La Bayadère, Royal Opera House, London

Listen to this article

00:00
00:00

The new Royal Ballet season got off to a spiffing start on Saturday night with La Bayadère. The staging is Natalya Makarova’s very intelligent pruning and editing of the old Petipa spectacular, with dance and drama heightened in effect. Samaritani’s design is an exemplary show of Italian scene-painting’s magic and mystery; Yolanda Sonnabend’s costumes offer glamour and the proper gleam of bijoux; and the company was on its very best form.
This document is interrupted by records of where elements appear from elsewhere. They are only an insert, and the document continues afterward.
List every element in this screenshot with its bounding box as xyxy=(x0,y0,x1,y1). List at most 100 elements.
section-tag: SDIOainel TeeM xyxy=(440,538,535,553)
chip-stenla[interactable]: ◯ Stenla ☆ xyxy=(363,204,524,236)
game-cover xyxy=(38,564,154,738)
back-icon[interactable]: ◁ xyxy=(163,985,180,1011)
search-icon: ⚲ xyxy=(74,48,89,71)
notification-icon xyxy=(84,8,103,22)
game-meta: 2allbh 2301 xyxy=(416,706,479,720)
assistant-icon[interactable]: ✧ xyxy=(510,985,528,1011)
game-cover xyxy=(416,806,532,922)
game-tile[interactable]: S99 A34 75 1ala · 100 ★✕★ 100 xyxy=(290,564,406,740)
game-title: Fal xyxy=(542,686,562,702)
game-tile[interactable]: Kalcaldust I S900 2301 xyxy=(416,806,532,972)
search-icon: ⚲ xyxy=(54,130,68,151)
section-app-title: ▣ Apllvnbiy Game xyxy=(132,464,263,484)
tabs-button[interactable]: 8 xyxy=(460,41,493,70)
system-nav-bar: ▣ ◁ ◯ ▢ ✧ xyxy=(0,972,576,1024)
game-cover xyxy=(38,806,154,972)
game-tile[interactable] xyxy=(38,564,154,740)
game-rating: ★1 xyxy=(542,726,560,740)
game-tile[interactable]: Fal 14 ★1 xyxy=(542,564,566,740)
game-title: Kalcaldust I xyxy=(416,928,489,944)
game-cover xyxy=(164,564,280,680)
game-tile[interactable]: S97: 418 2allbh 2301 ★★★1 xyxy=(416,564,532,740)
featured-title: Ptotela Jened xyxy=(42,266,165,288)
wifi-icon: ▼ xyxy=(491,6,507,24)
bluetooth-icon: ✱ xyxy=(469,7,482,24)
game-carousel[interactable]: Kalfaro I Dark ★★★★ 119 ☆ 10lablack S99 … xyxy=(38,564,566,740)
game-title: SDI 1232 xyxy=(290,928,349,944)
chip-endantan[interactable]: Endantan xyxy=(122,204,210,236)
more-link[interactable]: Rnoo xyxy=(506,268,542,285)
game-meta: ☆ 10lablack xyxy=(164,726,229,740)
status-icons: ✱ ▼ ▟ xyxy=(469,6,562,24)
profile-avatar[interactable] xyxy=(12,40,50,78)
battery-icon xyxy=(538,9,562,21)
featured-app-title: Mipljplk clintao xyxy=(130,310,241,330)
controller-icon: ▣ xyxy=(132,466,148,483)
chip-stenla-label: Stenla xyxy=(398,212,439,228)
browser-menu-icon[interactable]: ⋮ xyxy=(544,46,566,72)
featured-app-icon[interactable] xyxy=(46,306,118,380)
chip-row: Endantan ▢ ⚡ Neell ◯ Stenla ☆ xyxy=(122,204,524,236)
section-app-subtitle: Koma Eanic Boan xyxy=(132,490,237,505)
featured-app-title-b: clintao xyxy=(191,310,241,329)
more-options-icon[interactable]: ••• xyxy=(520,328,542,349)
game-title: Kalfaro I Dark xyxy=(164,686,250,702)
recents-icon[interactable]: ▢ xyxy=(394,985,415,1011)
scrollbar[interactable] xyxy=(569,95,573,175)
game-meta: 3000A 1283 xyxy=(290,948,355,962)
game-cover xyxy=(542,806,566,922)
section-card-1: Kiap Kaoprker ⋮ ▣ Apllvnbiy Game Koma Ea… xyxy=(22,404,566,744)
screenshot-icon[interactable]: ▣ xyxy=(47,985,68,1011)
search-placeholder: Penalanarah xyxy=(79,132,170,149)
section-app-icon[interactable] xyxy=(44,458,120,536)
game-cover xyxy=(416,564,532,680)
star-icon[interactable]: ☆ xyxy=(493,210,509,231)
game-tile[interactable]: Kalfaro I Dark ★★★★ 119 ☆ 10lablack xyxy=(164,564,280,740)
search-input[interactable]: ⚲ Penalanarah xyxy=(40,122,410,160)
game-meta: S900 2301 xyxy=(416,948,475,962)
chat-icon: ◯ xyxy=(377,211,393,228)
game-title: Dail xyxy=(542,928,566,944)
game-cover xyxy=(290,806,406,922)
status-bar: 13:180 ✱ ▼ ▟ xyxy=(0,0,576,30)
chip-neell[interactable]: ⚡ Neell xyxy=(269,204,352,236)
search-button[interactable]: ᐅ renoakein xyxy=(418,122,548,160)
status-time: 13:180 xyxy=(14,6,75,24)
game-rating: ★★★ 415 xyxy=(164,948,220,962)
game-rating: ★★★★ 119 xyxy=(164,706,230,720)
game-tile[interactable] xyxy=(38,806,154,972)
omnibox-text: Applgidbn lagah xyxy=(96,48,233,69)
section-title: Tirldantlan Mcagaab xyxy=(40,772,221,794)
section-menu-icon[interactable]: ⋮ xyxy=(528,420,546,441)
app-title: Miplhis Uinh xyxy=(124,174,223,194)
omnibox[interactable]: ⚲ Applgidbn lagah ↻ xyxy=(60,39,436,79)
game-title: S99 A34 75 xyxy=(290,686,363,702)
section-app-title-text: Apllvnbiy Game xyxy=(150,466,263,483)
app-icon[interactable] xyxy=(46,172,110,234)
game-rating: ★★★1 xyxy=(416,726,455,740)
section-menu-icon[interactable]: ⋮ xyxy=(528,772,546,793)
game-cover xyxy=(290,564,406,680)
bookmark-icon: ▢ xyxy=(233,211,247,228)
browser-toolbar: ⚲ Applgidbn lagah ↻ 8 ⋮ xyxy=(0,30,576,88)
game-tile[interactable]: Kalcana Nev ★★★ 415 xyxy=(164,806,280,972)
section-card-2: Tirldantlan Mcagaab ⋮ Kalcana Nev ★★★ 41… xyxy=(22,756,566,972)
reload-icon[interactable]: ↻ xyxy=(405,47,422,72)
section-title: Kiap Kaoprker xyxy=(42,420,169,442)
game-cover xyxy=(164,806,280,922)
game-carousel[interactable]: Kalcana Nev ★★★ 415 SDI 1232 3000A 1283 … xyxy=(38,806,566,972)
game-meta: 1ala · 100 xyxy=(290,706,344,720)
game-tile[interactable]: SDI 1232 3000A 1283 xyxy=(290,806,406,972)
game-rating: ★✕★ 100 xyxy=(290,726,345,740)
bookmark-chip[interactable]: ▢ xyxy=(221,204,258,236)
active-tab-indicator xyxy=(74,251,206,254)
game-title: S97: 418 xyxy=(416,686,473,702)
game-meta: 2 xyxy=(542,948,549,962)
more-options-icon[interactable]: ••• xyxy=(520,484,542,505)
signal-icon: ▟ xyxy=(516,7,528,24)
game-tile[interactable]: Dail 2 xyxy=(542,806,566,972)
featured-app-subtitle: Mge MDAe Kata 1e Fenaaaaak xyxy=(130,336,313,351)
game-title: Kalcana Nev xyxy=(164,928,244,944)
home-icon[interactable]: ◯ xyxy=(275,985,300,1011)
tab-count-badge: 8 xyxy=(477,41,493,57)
The luminous army of Shades deserved the prolonged applause after their entrance, a grand cascade of arabesques and white tulle pouring out of the night, borne on the repetitions of Minkus’s insidious little musical phrase. There were commandingly good portrayals of the High Brahmin (Gary Avis, torn by passion as Nikiya rejects him, hand raised to his head in a wonderfully expressive arc) and of the Fakir Magdaveya from Kenta Kura, shaping the role in frenzied leaps. And all this to frame three magnificent readings: Tamara Rojo as Nikiya, Marianela Nuñez as Gamzatti, Carlos Acosta as Solor.

Rojo finds a mysterious purity for the heroine, both in temperament and in dance. You sense the inner dignity of the character, the temple-dancer’s trusting belief in Solor, and you see the dance offered with no less nobility of spirit. Of course, Rojo’s technique is commanding, and in turning steps there is a kind of secretive bravura – few ballerine in my experience have produced such ravishing (and ravishingly generous) pirouettes in the Shades scene’s variation. (I still gasp at their unobtrusive ease.) And how sweetly a phrase seems to finish with the perfect arch of her instep, the eye following a line that is completed, fulfilled, by this exquisite curve.

Nuñez plays Gamzatti with a mask of brilliant hauteur and dances with no less brilliancy. In the betrothal Grand Pas she draws the choreography in vivid, unerring lines of happiest assurance, her jump free, almost defiant of the stage.

And Acosta soars, turns, beats, offers effortless wonders, and gives the faithless hero as much of a haunted air as the drama will allow. The entire ensemble I thought was on best form, and the final moments when the temple collapses are better managed, more convincing, than I have seen before. In sum, a tremendous start to the season: laurels and bouquets to all concerned.